Meadows acknowledges that while Trump tried to project a picture of strength, privately, he was battling serious symptoms of the virus while at Walter Reed.
“It was clear that the staff at Walter Reed was prepared for a long stay — weeks, maybe longer,” Meadows writes. “I wasn’t happy to hear that, but I also knew it probably wasn’t going to happen. If the president had his way, we would be up and out the door in a day or so.”
Ahead of Meadows’ book release, Trump has attempted to muddy characterizations of an excerpt that said he tested positive for the coronavirus ahead of his debate with Biden and may have exposed dozens of individuals to the virus. A spokesperson for Trump did not respond to a request for comment.
For all his praise of Trump, Meadows offers plenty of criticism of those in Trump’s orbit. He describes his chief of staff predecessor, Mick Mulvaney, as out to lunch as the White House scrambled to respond to the pandemic at the beginning of March as cases were on the rise. Mulvaney was in Las Vegas on a golf trip, Meadows writes, and suggests that made Trump apoplectic.
“Let’s just say displeased when he learned this news. I don’t know who was in the room with him when he found out, but I certainly don’t envy them,” Meadows writes.

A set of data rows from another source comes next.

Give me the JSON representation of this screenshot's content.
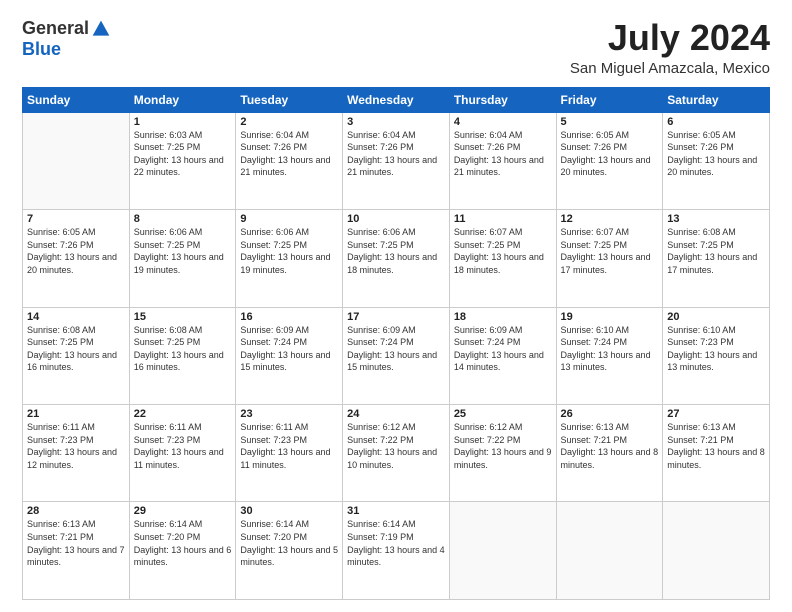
{
  "header": {
    "logo_general": "General",
    "logo_blue": "Blue",
    "title": "July 2024",
    "location": "San Miguel Amazcala, Mexico"
  },
  "weekdays": [
    "Sunday",
    "Monday",
    "Tuesday",
    "Wednesday",
    "Thursday",
    "Friday",
    "Saturday"
  ],
  "days": [
    {
      "date": "",
      "sunrise": "",
      "sunset": "",
      "daylight": ""
    },
    {
      "date": "1",
      "sunrise": "6:03 AM",
      "sunset": "7:25 PM",
      "daylight": "13 hours and 22 minutes."
    },
    {
      "date": "2",
      "sunrise": "6:04 AM",
      "sunset": "7:26 PM",
      "daylight": "13 hours and 21 minutes."
    },
    {
      "date": "3",
      "sunrise": "6:04 AM",
      "sunset": "7:26 PM",
      "daylight": "13 hours and 21 minutes."
    },
    {
      "date": "4",
      "sunrise": "6:04 AM",
      "sunset": "7:26 PM",
      "daylight": "13 hours and 21 minutes."
    },
    {
      "date": "5",
      "sunrise": "6:05 AM",
      "sunset": "7:26 PM",
      "daylight": "13 hours and 20 minutes."
    },
    {
      "date": "6",
      "sunrise": "6:05 AM",
      "sunset": "7:26 PM",
      "daylight": "13 hours and 20 minutes."
    },
    {
      "date": "7",
      "sunrise": "6:05 AM",
      "sunset": "7:26 PM",
      "daylight": "13 hours and 20 minutes."
    },
    {
      "date": "8",
      "sunrise": "6:06 AM",
      "sunset": "7:25 PM",
      "daylight": "13 hours and 19 minutes."
    },
    {
      "date": "9",
      "sunrise": "6:06 AM",
      "sunset": "7:25 PM",
      "daylight": "13 hours and 19 minutes."
    },
    {
      "date": "10",
      "sunrise": "6:06 AM",
      "sunset": "7:25 PM",
      "daylight": "13 hours and 18 minutes."
    },
    {
      "date": "11",
      "sunrise": "6:07 AM",
      "sunset": "7:25 PM",
      "daylight": "13 hours and 18 minutes."
    },
    {
      "date": "12",
      "sunrise": "6:07 AM",
      "sunset": "7:25 PM",
      "daylight": "13 hours and 17 minutes."
    },
    {
      "date": "13",
      "sunrise": "6:08 AM",
      "sunset": "7:25 PM",
      "daylight": "13 hours and 17 minutes."
    },
    {
      "date": "14",
      "sunrise": "6:08 AM",
      "sunset": "7:25 PM",
      "daylight": "13 hours and 16 minutes."
    },
    {
      "date": "15",
      "sunrise": "6:08 AM",
      "sunset": "7:25 PM",
      "daylight": "13 hours and 16 minutes."
    },
    {
      "date": "16",
      "sunrise": "6:09 AM",
      "sunset": "7:24 PM",
      "daylight": "13 hours and 15 minutes."
    },
    {
      "date": "17",
      "sunrise": "6:09 AM",
      "sunset": "7:24 PM",
      "daylight": "13 hours and 15 minutes."
    },
    {
      "date": "18",
      "sunrise": "6:09 AM",
      "sunset": "7:24 PM",
      "daylight": "13 hours and 14 minutes."
    },
    {
      "date": "19",
      "sunrise": "6:10 AM",
      "sunset": "7:24 PM",
      "daylight": "13 hours and 13 minutes."
    },
    {
      "date": "20",
      "sunrise": "6:10 AM",
      "sunset": "7:23 PM",
      "daylight": "13 hours and 13 minutes."
    },
    {
      "date": "21",
      "sunrise": "6:11 AM",
      "sunset": "7:23 PM",
      "daylight": "13 hours and 12 minutes."
    },
    {
      "date": "22",
      "sunrise": "6:11 AM",
      "sunset": "7:23 PM",
      "daylight": "13 hours and 11 minutes."
    },
    {
      "date": "23",
      "sunrise": "6:11 AM",
      "sunset": "7:23 PM",
      "daylight": "13 hours and 11 minutes."
    },
    {
      "date": "24",
      "sunrise": "6:12 AM",
      "sunset": "7:22 PM",
      "daylight": "13 hours and 10 minutes."
    },
    {
      "date": "25",
      "sunrise": "6:12 AM",
      "sunset": "7:22 PM",
      "daylight": "13 hours and 9 minutes."
    },
    {
      "date": "26",
      "sunrise": "6:13 AM",
      "sunset": "7:21 PM",
      "daylight": "13 hours and 8 minutes."
    },
    {
      "date": "27",
      "sunrise": "6:13 AM",
      "sunset": "7:21 PM",
      "daylight": "13 hours and 8 minutes."
    },
    {
      "date": "28",
      "sunrise": "6:13 AM",
      "sunset": "7:21 PM",
      "daylight": "13 hours and 7 minutes."
    },
    {
      "date": "29",
      "sunrise": "6:14 AM",
      "sunset": "7:20 PM",
      "daylight": "13 hours and 6 minutes."
    },
    {
      "date": "30",
      "sunrise": "6:14 AM",
      "sunset": "7:20 PM",
      "daylight": "13 hours and 5 minutes."
    },
    {
      "date": "31",
      "sunrise": "6:14 AM",
      "sunset": "7:19 PM",
      "daylight": "13 hours and 4 minutes."
    },
    {
      "date": "",
      "sunrise": "",
      "sunset": "",
      "daylight": ""
    },
    {
      "date": "",
      "sunrise": "",
      "sunset": "",
      "daylight": ""
    },
    {
      "date": "",
      "sunrise": "",
      "sunset": "",
      "daylight": ""
    },
    {
      "date": "",
      "sunrise": "",
      "sunset": "",
      "daylight": ""
    }
  ]
}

Meadows also says Trump was “furious” when news leaked to the press that he retreated to a secure bunker beneath the White House as violent protests over the murder of George Floyd erupted in Washington. Meadows writes that Trump demanded to know who leaked the news and ordered him to find out who it could be.
“I could already tell, based on the way the story was reported, that the leaker was probably not someone with firsthand knowledge of Secret Service protocols,” Meadows wrote. “To this day, everyone has a theory about where the leak came from. If I had to bet, I would say that it was probably Stephanie Grisham, Emma Doyle, or someone from the VP’s team.” Grisham was chief of staff to the first lady, and Doyle was deputy chief of staff for policy to the first lady in the White House at the time.
Throughout his book, Meadows — like his boss — pays close attention to press coverage, taking note of positive and negative coverage, mentioning reporters by name, and discussing Trump’s famous media diet.
Meadows takes repeated swipes at Fox News and its Washington managing editor, Bill Sammon, who he said rebuffed his entreaties to cover Trump more favorably (Meadows portrays this as heretical). Sammon, he writes, told him he did “not answer to the president’s chief of staff, and your opinion on Fox’s programming is not important to me.”
Meadows, peeved that Dana Perino’s show had aired a Biden rally instead of one from Trump, responded by threatening to block White House officials from going on her show through the election.
Fox News did not return a request for comment.
Lately, Meadows says Trump has been pressed by supporters about whether or not he will run again in 2024. Meadows recounts a somber conversation with Trump after the Biden administration’s bungled Afghanistan withdrawal this summer and says following recent phone calls with Trump, he has walked away with a new mission from the former president — to start preparing for a second term.
“In short,” Meadows writes, “I was given the task of finding secretaries and undersecretaries who wouldn’t undercut the president. It is a challenge that I look forward to tackling.”